Katerina broke off the look first and glanced toward the prince. “We will pray now.”

She knelt. Never, in her time among the jaran, had Jaelle seen one of them kneel formally for prayer, but now both Katerina and Bakhtiian did so, side by side, hands resting on their thighs, and stared into the distance, into the stone which imprisoned them. Janos was patient. He waited them out. After a while they rose, and Janos signaled to the guards to take Bakhtiian away.

“I thank you,” said Katerina to Janos when Bakhtiian was gone. “How is my cousin, Vassily Kireyevsky?”

“Well enough.” He circled in closer to her, placing a hand on the table next to where hers rested. She looked at him deliberately and drew hers away. “You need not fear for him, Lady Katherine. I have a special interest in treating him courteously. We play dars, castles, and he is teaching me khot.”

“I can play castles.”

Janos chuckled. “Truly you are a woman of unusual parts. It is not a woman’s game.”

“What a stupid thing to say! Of course it’s a woman’s game, and a man’s game. It’s just a game.”

“Do you ever think that it might be unwise to insult me?” Janos asked quietly.

“Do you ever think it might be unwise to imprison me? My mother and grandmother will not take kindly to this.”

“You are only a woman, Lady Katherine. However much it may grieve them, what can they do?” With that, looking irritated, he left.

“You must not anger him,” said Jaelle.


I
must not anger him! Perhaps he should act like a proper man and not anger me. His immodesty is disgraceful!”

“My lady, I don’t think—”

“These khaja are all barbarians!”

“He could have you killed! Don’t you understand! You belong to him now!”

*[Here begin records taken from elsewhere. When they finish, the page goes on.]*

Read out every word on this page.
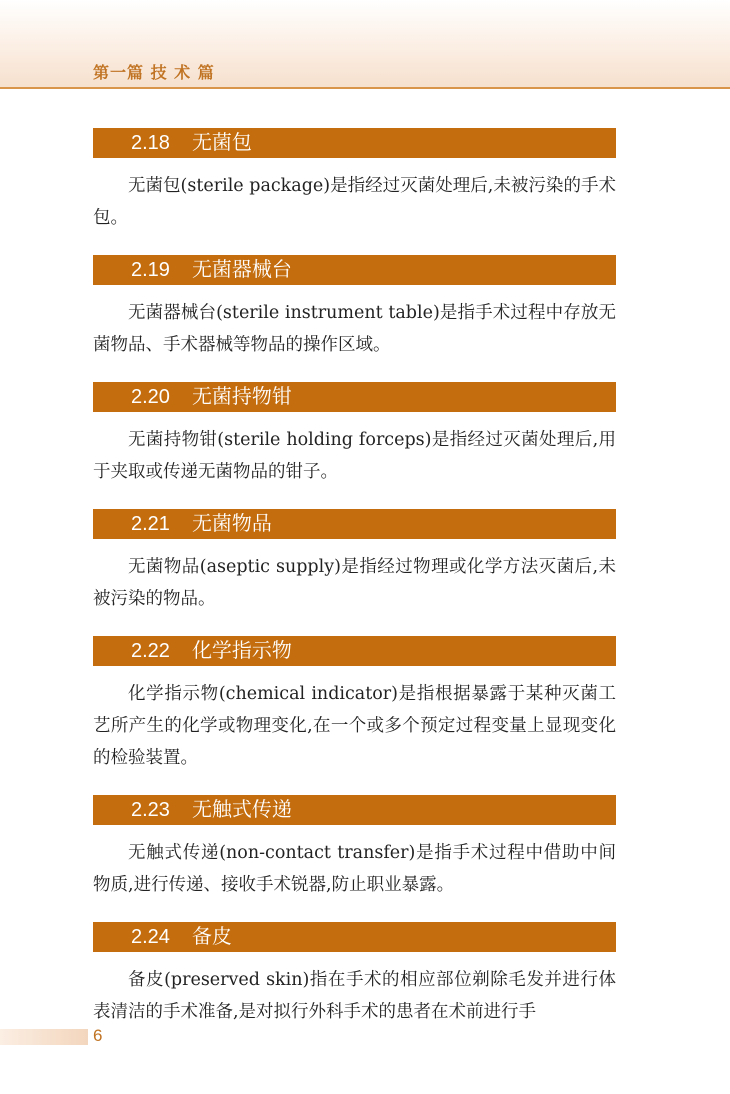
第一篇 技 术 篇
2.18 无菌包
无菌包(sterile package)是指经过灭菌处理后,未被污染的手术包。
2.19 无菌器械台
无菌器械台(sterile instrument table)是指手术过程中存放无菌物品、手术器械等物品的操作区域。
2.20 无菌持物钳
无菌持物钳(sterile holding forceps)是指经过灭菌处理后,用于夹取或传递无菌物品的钳子。
2.21 无菌物品
无菌物品(aseptic supply)是指经过物理或化学方法灭菌后,未被污染的物品。
2.22 化学指示物
化学指示物(chemical indicator)是指根据暴露于某种灭菌工艺所产生的化学或物理变化,在一个或多个预定过程变量上显现变化的检验装置。
2.23 无触式传递
无触式传递(non-contact transfer)是指手术过程中借助中间物质,进行传递、接收手术锐器,防止职业暴露。
2.24 备皮
备皮(preserved skin)指在手术的相应部位剃除毛发并进行体表清洁的手术准备,是对拟行外科手术的患者在术前进行手
6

“I belong to the Orzhekov tribe, not to a man!”

Jaelle threw up her hands. “You aren’t with the jaran now. Listen to me, Lady Katherine. You are his concubine now. You must make him wish to treat you well.”

“What is a concubine?”

The depth of her ignorance astonished Jaelle. At times, it was possible to think of her like any other woman; many of the women on the caravan routes spoke Taor with accents, so that was nothing new. But now she reminded herself that Princess Katerina was truly a foreigner. “A woman who is kept by a man as a mistress, as a… wife, without marrying her.”

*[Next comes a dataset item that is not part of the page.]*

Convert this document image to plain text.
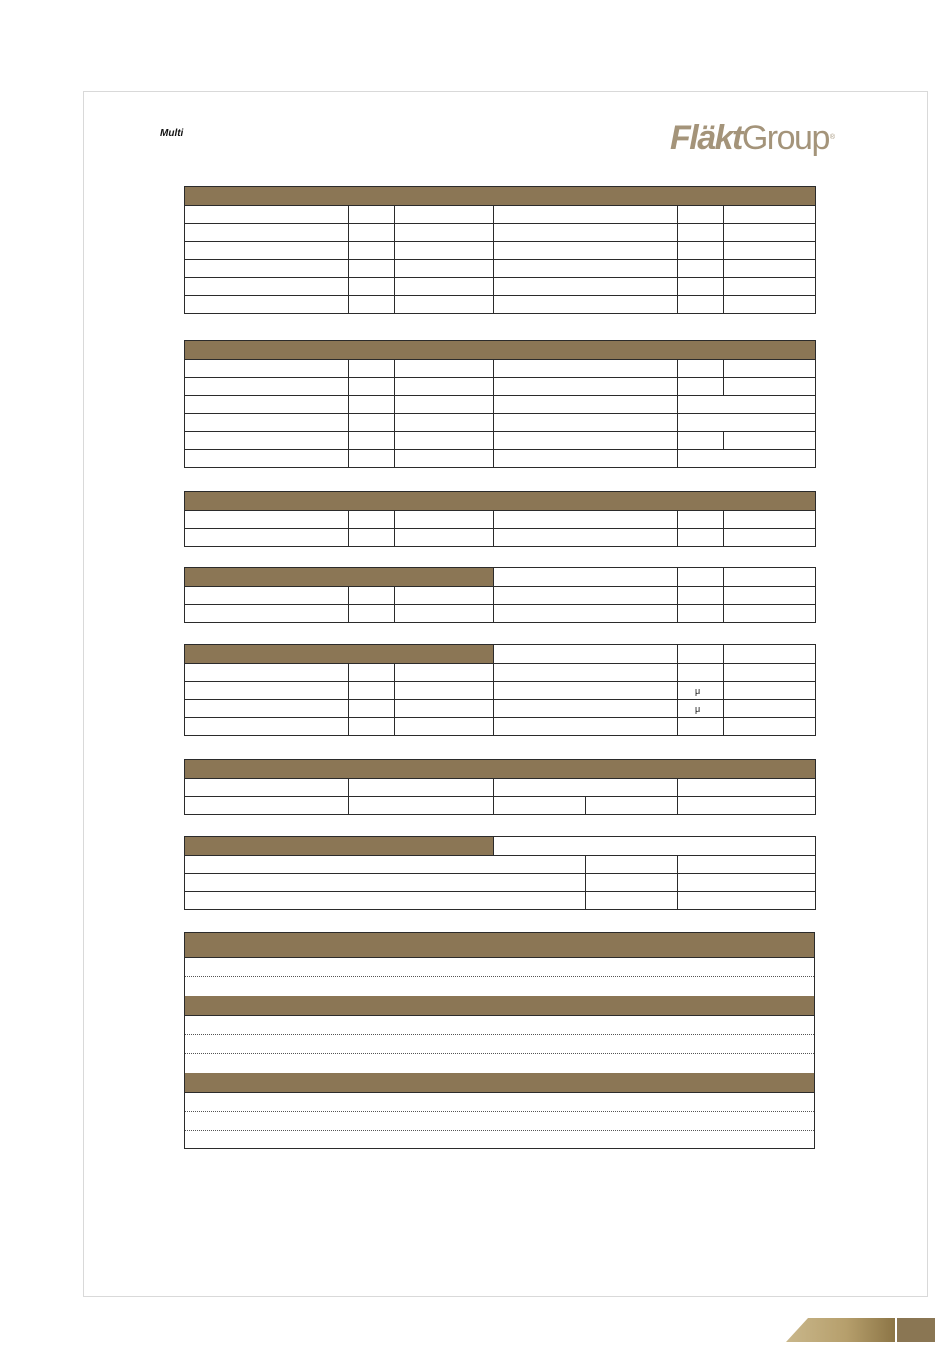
Multi	FläktGroup®

				μ	
				μ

“How is that different from being a whore?”

“A whore is paid for her service.”

Katerina winced. “Well, he may think whatever he wishes of me. I am not taking him to my bed.”

“That may be, my lady, but he intends to take you into his.”

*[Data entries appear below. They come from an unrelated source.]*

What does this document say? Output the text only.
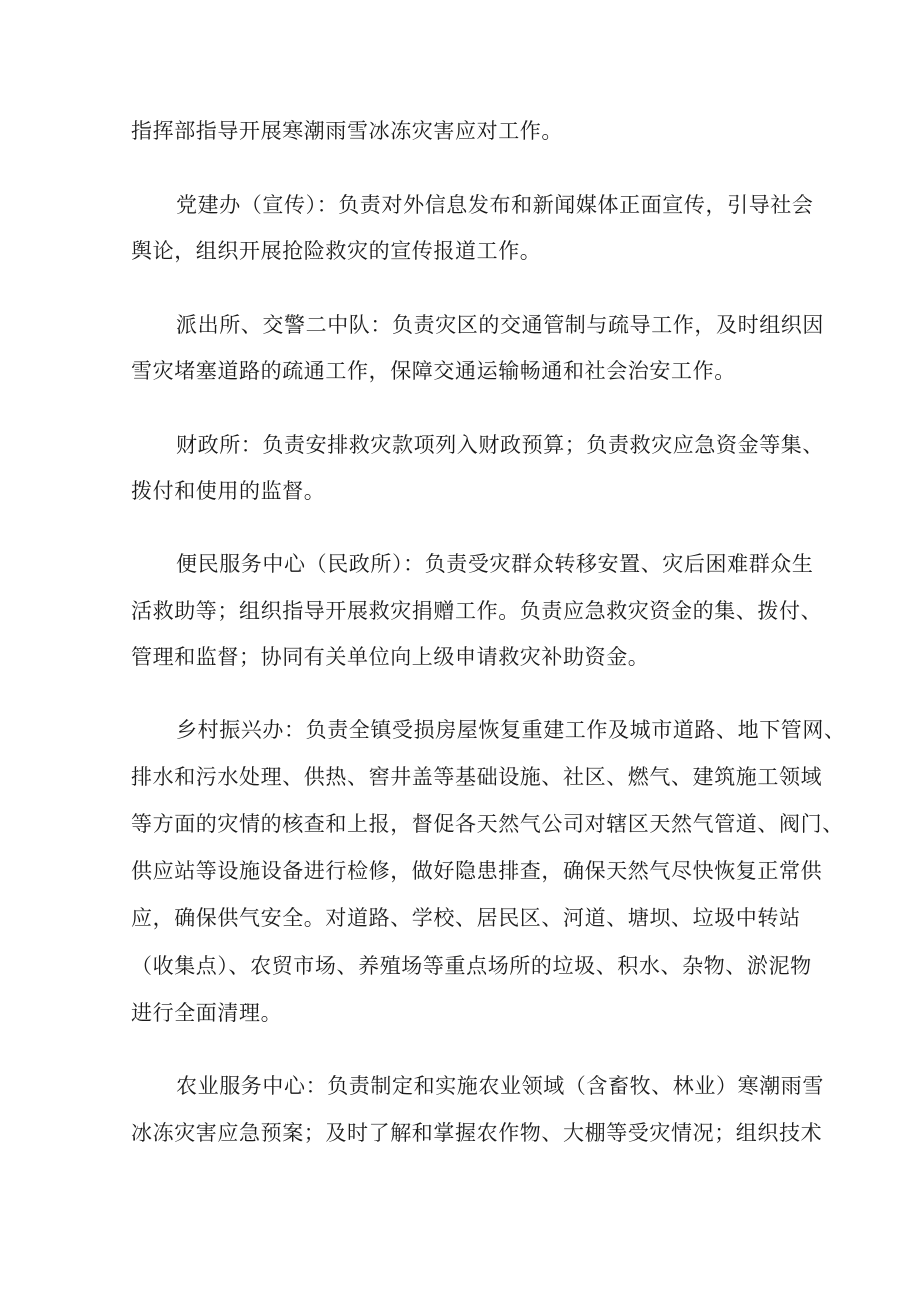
指挥部指导开展寒潮雨雪冰冻灾害应对工作。
党建办（宣传）：负责对外信息发布和新闻媒体正面宣传，引导社会
舆论，组织开展抢险救灾的宣传报道工作。
派出所、交警二中队：负责灾区的交通管制与疏导工作，及时组织因
雪灾堵塞道路的疏通工作，保障交通运输畅通和社会治安工作。
财政所：负责安排救灾款项列入财政预算；负责救灾应急资金等集、
拨付和使用的监督。
便民服务中心（民政所）：负责受灾群众转移安置、灾后困难群众生
活救助等；组织指导开展救灾捐赠工作。负责应急救灾资金的集、拨付、
管理和监督；协同有关单位向上级申请救灾补助资金。
乡村振兴办：负责全镇受损房屋恢复重建工作及城市道路、地下管网、
排水和污水处理、供热、窖井盖等基础设施、社区、燃气、建筑施工领域
等方面的灾情的核查和上报，督促各天然气公司对辖区天然气管道、阀门、
供应站等设施设备进行检修，做好隐患排查，确保天然气尽快恢复正常供
应，确保供气安全。对道路、学校、居民区、河道、塘坝、垃圾中转站
（收集点）、农贸市场、养殖场等重点场所的垃圾、积水、杂物、淤泥物
进行全面清理。
农业服务中心：负责制定和实施农业领域（含畜牧、林业）寒潮雨雪
冰冻灾害应急预案；及时了解和掌握农作物、大棚等受灾情况；组织技术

“Ha! Let him try. Barbarians!”

Jaelle opened her mouth to reply and thought better of it. She sighed and turned aside instead. “I will go down to the well to fetch water, Lady Katherine.”

A whole day passed with no visitors. The next morning proved busy, however. Princess Rusudani arrived with a train of elegant serving women, and Katerina listened politely while Rusudani read from
The Recitation
and one of the commentaries.

Later, Lady Jadranka came upstairs with servants carrying a loom, which was assembled while Katerina watched raptly. As soon as they had left, Katerina began to prepare the loom, singing happily to herself. Into this gentle domesticity, in the late afternoon, Prince Janos arrived with a servant behind him carrying a finely carved wooden box with enameled hinges.

Katerina chose to ignore him, so he watched her for a long while.

“I suppose,” he said at last, “that now that you have your weaving, you won’t wish to play castles.”

Katerina halted at once and came over to the table, where the servant had set down the box. Without asking for permission, she opened it and examined the pieces, laying them out in proper order on the white and red squares inlaid into the board. “Which side do you prefer?” she asked, sitting down in one of the chairs.

He smiled. “The choice is yours, Lady Katherine.”

She let him move first. The servant set out cups and wine, and Janos drank heavily, Katerina sparingly. She played with great concentration. He looked up too frequently, watched her too much. Indeed, Jaelle thought it amazing, the speed with which Katerina won the game.

“Where did you learn to play?” Janos asked, leaning back in his chair. Under the table, his boots crept up against Katerina’s legs, and she shifted her legs away.